Amor Deus
2024
Boa Vista Island.
BThe island of Boa Vista, a former Portuguese colony, known and chosen as an international tourist destination, famous for its spectacular beaches caressed by the trade winds and relaxed lifestyle, retains pockets of widespread poverty, and Bairro de Boa Esperanza is the neighborhood where the most destitution is concentrated. Bairro de Boa Esperanza is a neighborhood northeast of Sal Rei, the capital of the island of Boa Vista in the Cape Verde archipelago. Also known as the “shacks” area, it is a kind of city within a city, where residents still live in precarious conditions.
My hotel in Sal Rei, the capital of Boa Vista, faces a wide street bordered by a row of low houses. Walking down it in about half an hour, one arrives in a neighborhood, Bairro de Boa Esperanza, which everyone here calls “of the shacks” a sort of city within a city, where the inhabitants still live in precarious housing and social conditions. Every morning around 6 a.m., from the bottom of this narrow street still shrouded in the dim light of morning, small groups of people, mostly women from Bairro de Boa Esperanza make their way to the bus station, adjacent to the hotel. They are wearing the uniform of a well-known resort on the island, one of the most luxurious, a few kilometers from Sal Rei. Here most of the population lives off the hotels and tourism, which has seen some increase in recent years.

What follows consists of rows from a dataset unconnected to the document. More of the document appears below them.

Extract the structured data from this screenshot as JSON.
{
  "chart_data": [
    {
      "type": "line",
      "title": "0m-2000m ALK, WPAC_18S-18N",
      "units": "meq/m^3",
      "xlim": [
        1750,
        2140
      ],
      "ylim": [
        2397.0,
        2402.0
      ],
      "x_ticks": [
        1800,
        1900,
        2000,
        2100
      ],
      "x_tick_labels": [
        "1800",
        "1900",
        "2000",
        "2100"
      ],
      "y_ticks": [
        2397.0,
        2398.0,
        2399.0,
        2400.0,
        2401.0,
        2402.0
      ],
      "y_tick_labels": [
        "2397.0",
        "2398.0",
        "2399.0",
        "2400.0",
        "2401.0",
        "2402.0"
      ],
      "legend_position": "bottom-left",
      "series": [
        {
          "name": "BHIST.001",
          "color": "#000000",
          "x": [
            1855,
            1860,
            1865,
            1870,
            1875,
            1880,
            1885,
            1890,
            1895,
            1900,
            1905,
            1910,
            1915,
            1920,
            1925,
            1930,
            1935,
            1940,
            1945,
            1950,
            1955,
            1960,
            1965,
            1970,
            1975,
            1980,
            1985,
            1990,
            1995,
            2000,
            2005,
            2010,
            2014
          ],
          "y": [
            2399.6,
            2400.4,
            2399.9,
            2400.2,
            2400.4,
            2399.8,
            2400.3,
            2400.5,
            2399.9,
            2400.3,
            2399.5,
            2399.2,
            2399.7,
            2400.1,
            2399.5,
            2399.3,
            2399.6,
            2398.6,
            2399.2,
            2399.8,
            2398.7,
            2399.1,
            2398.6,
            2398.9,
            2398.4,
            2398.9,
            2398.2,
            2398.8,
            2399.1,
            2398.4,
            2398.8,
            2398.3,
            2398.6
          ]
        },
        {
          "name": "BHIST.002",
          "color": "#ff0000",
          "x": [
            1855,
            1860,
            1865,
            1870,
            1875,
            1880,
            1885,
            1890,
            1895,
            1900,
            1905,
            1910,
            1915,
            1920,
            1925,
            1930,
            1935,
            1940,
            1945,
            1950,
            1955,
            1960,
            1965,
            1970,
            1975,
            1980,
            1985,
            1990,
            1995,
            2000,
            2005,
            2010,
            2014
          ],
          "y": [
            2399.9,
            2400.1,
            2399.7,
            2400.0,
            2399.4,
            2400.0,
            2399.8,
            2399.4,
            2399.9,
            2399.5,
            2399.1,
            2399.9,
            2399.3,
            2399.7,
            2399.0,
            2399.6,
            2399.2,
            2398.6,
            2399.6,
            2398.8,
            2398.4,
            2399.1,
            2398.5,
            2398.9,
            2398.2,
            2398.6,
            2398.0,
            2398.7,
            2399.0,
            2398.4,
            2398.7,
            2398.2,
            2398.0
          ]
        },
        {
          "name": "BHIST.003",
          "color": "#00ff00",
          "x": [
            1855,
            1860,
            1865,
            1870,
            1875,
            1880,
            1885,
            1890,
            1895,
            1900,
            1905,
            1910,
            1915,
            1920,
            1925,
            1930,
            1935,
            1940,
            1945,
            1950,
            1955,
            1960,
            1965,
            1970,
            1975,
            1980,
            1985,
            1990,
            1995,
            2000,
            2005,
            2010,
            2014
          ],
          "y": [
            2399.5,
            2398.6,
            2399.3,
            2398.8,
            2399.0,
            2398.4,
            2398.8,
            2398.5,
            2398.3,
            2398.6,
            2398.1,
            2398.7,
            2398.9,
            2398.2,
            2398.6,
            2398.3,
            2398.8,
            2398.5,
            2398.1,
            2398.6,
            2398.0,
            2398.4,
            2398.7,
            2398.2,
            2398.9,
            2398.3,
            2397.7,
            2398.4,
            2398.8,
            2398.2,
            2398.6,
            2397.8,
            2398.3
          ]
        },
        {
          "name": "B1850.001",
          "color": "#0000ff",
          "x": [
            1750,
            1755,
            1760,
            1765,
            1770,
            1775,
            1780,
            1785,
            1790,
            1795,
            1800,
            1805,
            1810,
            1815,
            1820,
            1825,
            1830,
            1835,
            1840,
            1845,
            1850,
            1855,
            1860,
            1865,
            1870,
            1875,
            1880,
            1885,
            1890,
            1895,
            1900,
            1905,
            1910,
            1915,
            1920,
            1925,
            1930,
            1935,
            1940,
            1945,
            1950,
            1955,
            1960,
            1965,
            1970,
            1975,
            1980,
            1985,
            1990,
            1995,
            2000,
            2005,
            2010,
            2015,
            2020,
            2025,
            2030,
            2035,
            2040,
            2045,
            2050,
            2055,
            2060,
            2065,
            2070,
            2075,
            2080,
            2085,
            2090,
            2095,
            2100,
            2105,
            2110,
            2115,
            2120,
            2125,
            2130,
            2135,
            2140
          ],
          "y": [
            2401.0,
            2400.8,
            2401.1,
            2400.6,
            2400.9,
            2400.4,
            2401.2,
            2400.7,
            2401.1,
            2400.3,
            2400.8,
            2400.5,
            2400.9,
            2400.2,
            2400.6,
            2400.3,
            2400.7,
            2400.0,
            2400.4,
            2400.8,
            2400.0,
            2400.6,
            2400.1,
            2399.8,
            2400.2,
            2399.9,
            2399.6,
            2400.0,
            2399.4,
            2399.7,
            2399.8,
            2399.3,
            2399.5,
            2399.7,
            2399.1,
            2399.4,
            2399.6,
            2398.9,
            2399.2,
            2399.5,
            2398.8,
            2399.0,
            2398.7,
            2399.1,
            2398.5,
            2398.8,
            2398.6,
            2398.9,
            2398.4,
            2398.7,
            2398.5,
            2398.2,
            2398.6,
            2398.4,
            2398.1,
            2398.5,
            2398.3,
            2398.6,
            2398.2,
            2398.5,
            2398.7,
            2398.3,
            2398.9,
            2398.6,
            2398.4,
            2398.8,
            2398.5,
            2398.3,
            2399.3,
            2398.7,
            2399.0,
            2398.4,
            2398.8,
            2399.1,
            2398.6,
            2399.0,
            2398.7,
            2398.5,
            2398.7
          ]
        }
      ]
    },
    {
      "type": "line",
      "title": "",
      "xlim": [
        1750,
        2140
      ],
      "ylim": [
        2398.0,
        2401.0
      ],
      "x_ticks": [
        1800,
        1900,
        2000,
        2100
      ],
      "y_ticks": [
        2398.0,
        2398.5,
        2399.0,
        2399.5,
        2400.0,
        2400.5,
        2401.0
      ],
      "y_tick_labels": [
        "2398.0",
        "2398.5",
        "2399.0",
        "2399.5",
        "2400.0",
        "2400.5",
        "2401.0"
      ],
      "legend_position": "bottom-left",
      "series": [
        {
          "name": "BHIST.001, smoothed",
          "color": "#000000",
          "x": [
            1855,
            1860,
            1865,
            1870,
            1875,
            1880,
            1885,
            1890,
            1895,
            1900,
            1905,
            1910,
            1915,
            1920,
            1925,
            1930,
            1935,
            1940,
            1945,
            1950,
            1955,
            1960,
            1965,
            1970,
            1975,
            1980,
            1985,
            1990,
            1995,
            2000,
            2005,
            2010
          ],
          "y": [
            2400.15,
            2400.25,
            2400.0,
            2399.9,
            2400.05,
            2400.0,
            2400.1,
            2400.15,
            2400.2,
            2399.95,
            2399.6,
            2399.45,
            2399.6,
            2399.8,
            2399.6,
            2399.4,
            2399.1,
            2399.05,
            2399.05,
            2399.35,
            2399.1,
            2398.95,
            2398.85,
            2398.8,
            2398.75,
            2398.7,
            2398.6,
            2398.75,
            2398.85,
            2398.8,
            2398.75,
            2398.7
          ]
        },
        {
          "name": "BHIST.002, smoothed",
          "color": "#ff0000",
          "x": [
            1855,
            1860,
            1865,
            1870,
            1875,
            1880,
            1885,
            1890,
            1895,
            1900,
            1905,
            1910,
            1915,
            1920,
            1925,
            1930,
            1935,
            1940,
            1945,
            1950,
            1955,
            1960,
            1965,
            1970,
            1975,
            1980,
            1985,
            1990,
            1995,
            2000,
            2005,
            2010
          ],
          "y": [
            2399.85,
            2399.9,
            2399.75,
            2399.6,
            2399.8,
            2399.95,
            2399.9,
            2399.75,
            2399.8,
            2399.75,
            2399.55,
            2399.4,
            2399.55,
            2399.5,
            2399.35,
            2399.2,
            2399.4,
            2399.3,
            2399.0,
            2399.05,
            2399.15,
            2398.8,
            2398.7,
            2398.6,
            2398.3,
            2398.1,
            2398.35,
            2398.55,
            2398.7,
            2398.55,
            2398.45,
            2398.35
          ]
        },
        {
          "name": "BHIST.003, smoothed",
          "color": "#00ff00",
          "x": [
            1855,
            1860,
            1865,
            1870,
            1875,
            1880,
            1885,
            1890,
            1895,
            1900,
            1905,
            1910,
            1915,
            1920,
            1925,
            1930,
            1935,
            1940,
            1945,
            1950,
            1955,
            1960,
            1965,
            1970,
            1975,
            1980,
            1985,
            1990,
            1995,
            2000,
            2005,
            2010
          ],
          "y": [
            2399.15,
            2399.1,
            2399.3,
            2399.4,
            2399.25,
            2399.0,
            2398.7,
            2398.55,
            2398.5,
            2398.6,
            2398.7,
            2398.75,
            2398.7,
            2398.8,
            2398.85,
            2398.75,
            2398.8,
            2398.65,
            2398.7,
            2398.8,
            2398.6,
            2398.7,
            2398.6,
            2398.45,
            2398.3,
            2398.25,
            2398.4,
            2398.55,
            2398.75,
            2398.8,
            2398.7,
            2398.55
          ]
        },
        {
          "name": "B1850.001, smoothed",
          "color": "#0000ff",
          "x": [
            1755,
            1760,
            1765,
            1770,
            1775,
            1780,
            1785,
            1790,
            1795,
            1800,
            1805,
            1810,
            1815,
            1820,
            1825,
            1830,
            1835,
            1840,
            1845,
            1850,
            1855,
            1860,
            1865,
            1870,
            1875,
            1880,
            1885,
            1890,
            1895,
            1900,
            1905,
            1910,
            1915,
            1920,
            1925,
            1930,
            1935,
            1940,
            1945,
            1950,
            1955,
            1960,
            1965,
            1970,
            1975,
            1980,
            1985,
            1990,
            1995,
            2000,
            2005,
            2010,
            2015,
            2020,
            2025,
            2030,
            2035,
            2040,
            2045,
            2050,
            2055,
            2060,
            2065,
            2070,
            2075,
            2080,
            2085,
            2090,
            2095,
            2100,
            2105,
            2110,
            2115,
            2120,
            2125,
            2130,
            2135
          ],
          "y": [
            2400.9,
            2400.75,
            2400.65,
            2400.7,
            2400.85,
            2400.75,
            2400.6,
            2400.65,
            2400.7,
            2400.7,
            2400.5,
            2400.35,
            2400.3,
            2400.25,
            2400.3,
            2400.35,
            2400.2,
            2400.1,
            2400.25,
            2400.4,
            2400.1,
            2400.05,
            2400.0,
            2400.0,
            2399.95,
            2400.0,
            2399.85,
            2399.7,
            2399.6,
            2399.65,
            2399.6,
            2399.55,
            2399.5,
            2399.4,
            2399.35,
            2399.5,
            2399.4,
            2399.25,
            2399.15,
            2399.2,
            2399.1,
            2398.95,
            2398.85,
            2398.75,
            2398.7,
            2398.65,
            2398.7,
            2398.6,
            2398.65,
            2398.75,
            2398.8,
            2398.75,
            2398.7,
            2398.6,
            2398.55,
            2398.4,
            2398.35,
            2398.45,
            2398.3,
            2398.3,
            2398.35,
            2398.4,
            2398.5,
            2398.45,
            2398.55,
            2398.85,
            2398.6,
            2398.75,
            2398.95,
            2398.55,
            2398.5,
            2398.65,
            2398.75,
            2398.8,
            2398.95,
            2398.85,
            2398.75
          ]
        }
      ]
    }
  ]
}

The reputation of the area called “the shacks” is that of a place that is not very safe, especially for people like me, who are not from Boa Vista. Rare are the tourists who go this far, especially at night. Therefore, I decide to have Neydin, a Cape Verdean friend, accompany me. He, too, confirms to me that the situation has improved a lot over time and that now the sheet metal buildings no longer exist, but looking around many houses still seem to be under construction, many the remains of the old shacks now no longer inhabited, the roads are certainly not well paved or not at all, and children play among the debris.
We across what appears to be the main square, and on the opposite side I cross the gazes of two policemen. After a few minutes I see them again making their rounds. Neydin notices them and tells me, “they used to shoot each other here, now it doesn't happen anymore.”
Just in the days of my stay in Cape Verde, the minister of tourism and transport opened a tourism office. In an interview, when asked what they intended to do to improve the lives of the inhabitants of the shack area, he said that there are plans to increase entry fees for tourists designed to be donated to the reconstruction of the neighborhood. They want to relocate the residents to public housing. Houses similar to others that surround the area and where in recent years many former shack dwellers have moved to.Despite all this, walking through the streets of Bairro de Boa Esperanza I saw serene and even smiling faces, families and neighbors helping each other and, at least apparently, there is no perception of any kind of hardship or sadness. Surely it is also thanks to the great ability of Cape Verdeans to adapt, to enjoy the very small things in life. However, Bairro de Boa Esperanza cannot help but appear to me as a deep wound in this little paradise that is the island of Boa Vista.